Outcomes of allogeneic hematopoietic stem cell transplantations (HSCT) for treatment of secondary primary malignancies arising post-autologous HSCT for multiple myeloma Free

Secondary primary malignancies (SPMs) are a known complication of multiple myeloma (MM) and its treatment; resulting from baseline cell changes in MM, myeloma-specific therapies, and the autologous hematopoietic stem cell transplantations (Auto-HSCT) utilized as an attempt to induce a deep long-term remission. Strong associations exist with hematological SPMs, including myelodysplastic syndrome (MDS), acute myeloid leukemia (AML), and acute lymphoblastic leukemia (ALL). In the event of hematological SPM development following Auto-HSCT, allogeneic hematopoietic stem cell transplantation (Allo-HSCT) is often utilized. While there have been considerable efforts placed into studying the long-term outcomes of Auto-HSCT, as well as the associations of hematological SPM development with preceding treatment, there is a paucity of data on the outcomes of patients who undergo Allo-HSCT in this situation.

We performed a single-institution retrospective review utilizing the Karmanos Cancer Institute (KCI) bone marrow transplant database. Any patients who received an Allo-HSCT for treatment of hematological SPM, which occurred following an initial Auto-HSCT for MM, was included. Data was summarized using count/percentage for categorical variables, and median/range for continuous variables. Kaplan–Meier estimates were used for overall survival (OS), relapse-free survival (RFS), and graft-versus-host disease (GVHD)-free, relapse-free survival (GRFS).

A total of 17 patients (9 females and 8 males) received Allo-HSCT under the above conditions from 2010 to 2024. The median age at the time of initial Auto-HSCT was 63 years (range 41-76). The median time to SPM development following Auto-HSCT was 1511 days (range 341-5294). The SPMs included 10 patients with MDS, 4 with B-ALL, and 3 with AML. Among those with MDS/AML, 6 patients had a complex karyotype. There were 8 patients with a TP53 mutation (4 with complex karyotype and 3 with deletion of 5q). The median age at Allo-HSCT was 67 years (range 48-77), and median Hematopoietic Cell Transplantation-Specific Comorbidity Index (HCT-CI) score prior was 5 (range 1-11). Regarding SPM-specific induction chemotherapy regimens prior to Allo-HSCT, 14 received them and 3 did not. Status of SPM at the time of Allo-HSCT included 7 (41.2%) with complete response (CR), 2 (11.8%) with partial response (PR), and 8 (47.1%) with persistent disease (PD).

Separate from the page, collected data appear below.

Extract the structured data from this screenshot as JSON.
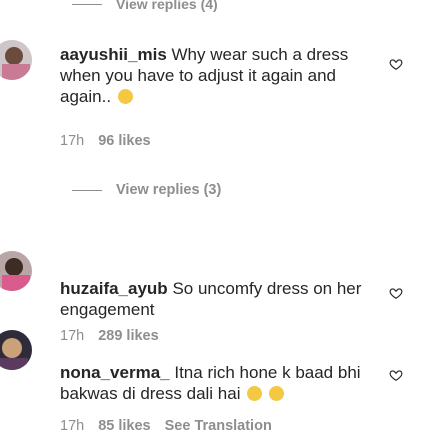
{
  "top_replies": {
    "label": "View replies (4)"
  },
  "comments": [
    {
      "username": "aayushii_mis",
      "text": "Why wear such a dress when you have to adjust it again and again..",
      "emoji": "😟",
      "time": "17h",
      "likes": "96 likes",
      "avatar": "avatar-image"
    },
    {
      "username": "huzaifa_ayub",
      "text": "So uncomfy dress on her engagement",
      "time": "17h",
      "likes": "289 likes",
      "avatar": "avatar-image"
    },
    {
      "username": "nona_verma_",
      "text": "Itna rich hone k baad bhi bakwas di dress dali hai",
      "emoji": "😒 😒",
      "time": "17h",
      "likes": "85 likes",
      "translation": "See Translation",
      "avatar": "avatar-image"
    }
  ],
  "view_replies": {
    "label": "View replies (3)"
  },
  "icons": {
    "like": "heart-outline-icon"
  },
  "colors": {
    "text": "#262626",
    "muted": "#8e8e8e",
    "background": "#ffffff"
  }
}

All patients received peripheral blood stem cell transplants (PBSCT). Regarding HLA-matching status, 12 patients were fully HLA-matched (5 10/10-matched, 7 8/8-matched), 4 patients received 7/8 HLA-mismatched unrelated donor (MMUD) transplant, and 1 patient received haploidentical donor transplant. Of those with fully matched donors, 11 were a matched unrelated donor (MUD), and 1 from a matched related (MRD). As conditioning regimens, 12 patients received Fludarabine/Busulfan, and 5 patients received Fludarabine/Melphalan. Only 1 patient received a myeloablative regimen, the other 16 patients received reduced-intensity conditioning (RIC). For GVHD prophylaxis, 6 patients received Cyclophosphamide, Tacrolimus, and Mycophenolate Mofetil (MMF); 9 patients received Thymoglobulin, Tacrolimus, and MMF; 1 patient received Thymoglobulin, Sirolimus, and MMF; 1 patient received Tacrolimus, Methotrexate, and Abatacept.

Our data demonstrates that 12-month OS and RFS were both 45.3% (95% CI, 26.5-77.5), and 12-month GRFS was 30.2% (95% CI, 13.8-65.9). There was a median follow up of 15.7 months (95% CI, 11.6-NE) among those still alive at time of analysis. At 100 days post-Allo-HSCT, cumulative incidence of aGVHD (grades II-IV) was 35.3% (95% CI, 13.8-57.8), and severe aGVHD (grades III-IV) was 23.5% (95% CI, 6.9-45.7). At 12 months, cumulative incidence of cGVHD was 35.6% (95% CI, 11.4-61.3), severe cGVHD was 21.0% (95% CI, 4.3-46.0), SPM relapse was 12.4% (95% CI, 1.8-33.6), and NRM was 42.4% (95% CI, 18.0-65.0).

This single-institution retrospective analysis shows a 12-month OS and RFS of 45.3%, and a 12-month GRFS of 30.2%. Limitations of the outcome data include a relatively small population that underwent Allo-HCST, likely lower than the true number of patients with SPM following Auto-HSCT due to them either not returning to the center or opting against Allo-HSCT for treatment. This data adds to the collective understanding of the associated risks and benefits of Allo-HSCT for treatment of hematological SPM following Auto-HSCT for MM.